Но меня зацепила дерзкая балерина, даже не могу понять чем. Чаще всего я выбираю себе женщин с пышными формами, пухлыми губами. Опытных, готовых ко всему в постели. А Матильде хоть и девятнадцать, на вид совсем девчонка. Худющая, груди почти нет. Зато изящная, грациозная как лань. И глаза… Яркие, синие, словно на крючок меня подцепили. Наверняка девственница, а с ними проблем много. Ни хрена не умеют, а выделываются. И ведь выхода у Матильды по факту нет. Или под меня ложиться или под Хомякова, иначе дорога ей в балет закрыта. Но она еще надеется найти другой путь. Гордая девка. Ну что же, даже любопытно, как она выпутается из дерьма, в котором оказалась. Андрюха Хомяков — старый прожженный извращенец, просто так не забудет отказа. Даже немного жаль девочку. Сначала он с ней поиграет, а потом сдаст в дешевый бордель.
Вернувшись в гостиную, где ждут меня друзья, наливаю себе виски и сажусь в кресло.
— На самом деле непонятно, кто кого спасает. Думаешь, что ты ее? А вот и нет. На сама деле она тебя…
Ненавижу, когда Ая мнит себя гадалкой. Хотя не буду спорить, иногда она оказывается права. Глаза у Матильды и вправду удивительного цвета. Словно чистое яркое море на рассвете. Вот только тонуть или влюбляться я не собираюсь. Не родилась еще баба, которая меня за душу и яйца возьмет.
— О чем ты опять говоришь, Ая?
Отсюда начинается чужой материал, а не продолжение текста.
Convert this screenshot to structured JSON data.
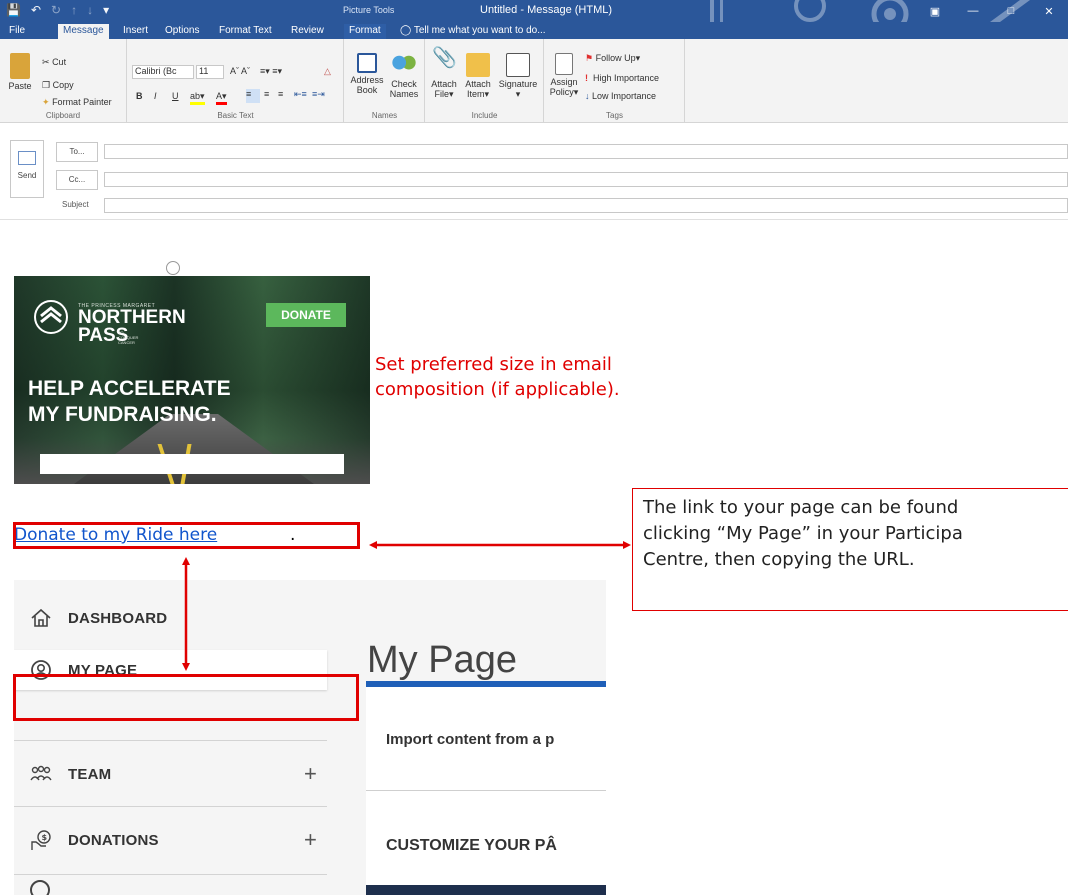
{
  "window": {
    "title": "Untitled - Message (HTML)",
    "context_title": "Picture Tools",
    "quick_access": [
      "save-icon",
      "undo-icon",
      "redo-icon",
      "up-icon",
      "down-icon",
      "customize-icon"
    ]
  },
  "tabs": [
    {
      "label": "File"
    },
    {
      "label": "Message"
    },
    {
      "label": "Insert"
    },
    {
      "label": "Options"
    },
    {
      "label": "Format Text"
    },
    {
      "label": "Review"
    },
    {
      "label": "Format"
    }
  ],
  "tell_me": "Tell me what you want to do...",
  "ribbon": {
    "clipboard": {
      "paste": "Paste",
      "cut": "Cut",
      "copy": "Copy",
      "format_painter": "Format Painter",
      "group": "Clipboard"
    },
    "basic_text": {
      "font": "Calibri (Bc",
      "size": "11",
      "bold": "B",
      "italic": "I",
      "underline": "U",
      "group": "Basic Text"
    },
    "names": {
      "address_book_1": "Address",
      "address_book_2": "Book",
      "check_names_1": "Check",
      "check_names_2": "Names",
      "group": "Names"
    },
    "include": {
      "attach_file_1": "Attach",
      "attach_file_2": "File",
      "attach_item_1": "Attach",
      "attach_item_2": "Item",
      "signature": "Signature",
      "group": "Include"
    },
    "tags": {
      "assign_policy_1": "Assign",
      "assign_policy_2": "Policy",
      "follow_up": "Follow Up",
      "high_importance": "High Importance",
      "low_importance": "Low Importance",
      "group": "Tags"
    }
  },
  "compose": {
    "send": "Send",
    "to": "To...",
    "cc": "Cc...",
    "subject": "Subject"
  },
  "banner": {
    "brand_small": "THE PRINCESS MARGARET",
    "brand_line1": "NORTHERN",
    "brand_line2": "PASS",
    "brand_tag": "TO CONQUER CANCER",
    "donate": "DONATE",
    "headline_line1": "HELP ACCELERATE",
    "headline_line2": "MY FUNDRAISING."
  },
  "annotation": {
    "size_note_line1": "Set preferred size in email",
    "size_note_line2": "composition (if applicable)."
  },
  "link": {
    "text": "Donate to my Ride here",
    "trailing": "."
  },
  "callout": {
    "line1": "The link to your page can be found",
    "line2": "clicking “My Page” in your Participa",
    "line3": "Centre, then copying the URL."
  },
  "participant_centre": {
    "nav": [
      {
        "label": "DASHBOARD",
        "icon": "home-icon"
      },
      {
        "label": "MY PAGE",
        "icon": "user-circle-icon"
      },
      {
        "label": "TEAM",
        "icon": "team-icon",
        "expand": "+"
      },
      {
        "label": "DONATIONS",
        "icon": "donation-icon",
        "expand": "+"
      }
    ],
    "page_title": "My Page",
    "card_row1": "Import content from a p",
    "card_row2": "CUSTOMIZE YOUR PÂ"
  },
  "colors": {
    "outlook_blue": "#2b579a",
    "annotation_red": "#e00000",
    "link_blue": "#1155cc",
    "donate_green": "#5cb85c"
  }
}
От чего меня надо спасать?
— От одиночества, боли, темноты, от чувства вины.
— Почему я до сих пор тебя слушаю?
— Потому что ты знаешь, что я права, — нагло заявляет она.
— Только ты всегда говоришь загадками. Ты мне такую ерунду предсказала, я не могу расшифровать, — обиженным голоском вклинивается в разговор младшая сестренка.
— Как вижу, так и говорю. Я видела яркое море, вот и пришла девочка с такими глазами.
— А свою судьбу ты видишь? — спрашиваю просто для любопытства.
На мой вопрос она что-то шепчет себе под нос. Наверное, очередное проклятие.
На следующий день мне звонит старуха, чтобы узнать, чем закончилась моя встреча с Матильдой. Тактично послав ее, насколько это было возможно, уже собираюсь сбросить звонок, но сводница активно начинает приглашать меня на генеральную репетицию, словно мечтает подложить под меня девчонку.
И я еду в театр, а хрен его знает почему. Но точно не из-за маленькой гордой балерины.
— Здравствуйте, дорогой наш Герман Алиевич. Мы вас так ждали, так ждали, — причитает пожилая женщина, сильно напоминающая Фрекен Бок из всем известного мультика. Это директриса театра. С первой же секунды у меня возникла к ней неприязнь. Она слишком громко рассказывает о бедственном положении театра, слишком сильно жестикулирует руками, заставляя меня сильнее жмуриться от головной боли, которая мучает с утра.
— Герман Алиевич, пройдемте дальше. Тут у нас репетиционные залы. Видите, в каком все плачевном состоянии? Ремонт необходим. — распинается передо мной грузная директриса. У нее противные духи с ароматом ландыша. И мне хочется открыть все окна в помещении и глотнуть свежего воздуха.
— Для этого я и приехал, Ольга Петровна. А как дела с общежитием? — усердно делаю заинтересованный вид.
— Охх, господин Шахов, ну там все еще хуже, штукатурка осыпается, мебель разваливается, — разводит руками директриса. — Государство про нас совсем забыло, выделяют нам крохи. Что на них можно сделать? Вот и выкручиваемся как можем.
Я бросаю взгляд на ее толстые пальцы-сардельки, щедро украшенные золотыми кольцами с крупными камнями. Понятно, как она выкручивается. Директриса, уловив ход моих мыслей, торопливо прячет руки за спину и начинает нервно дергаться.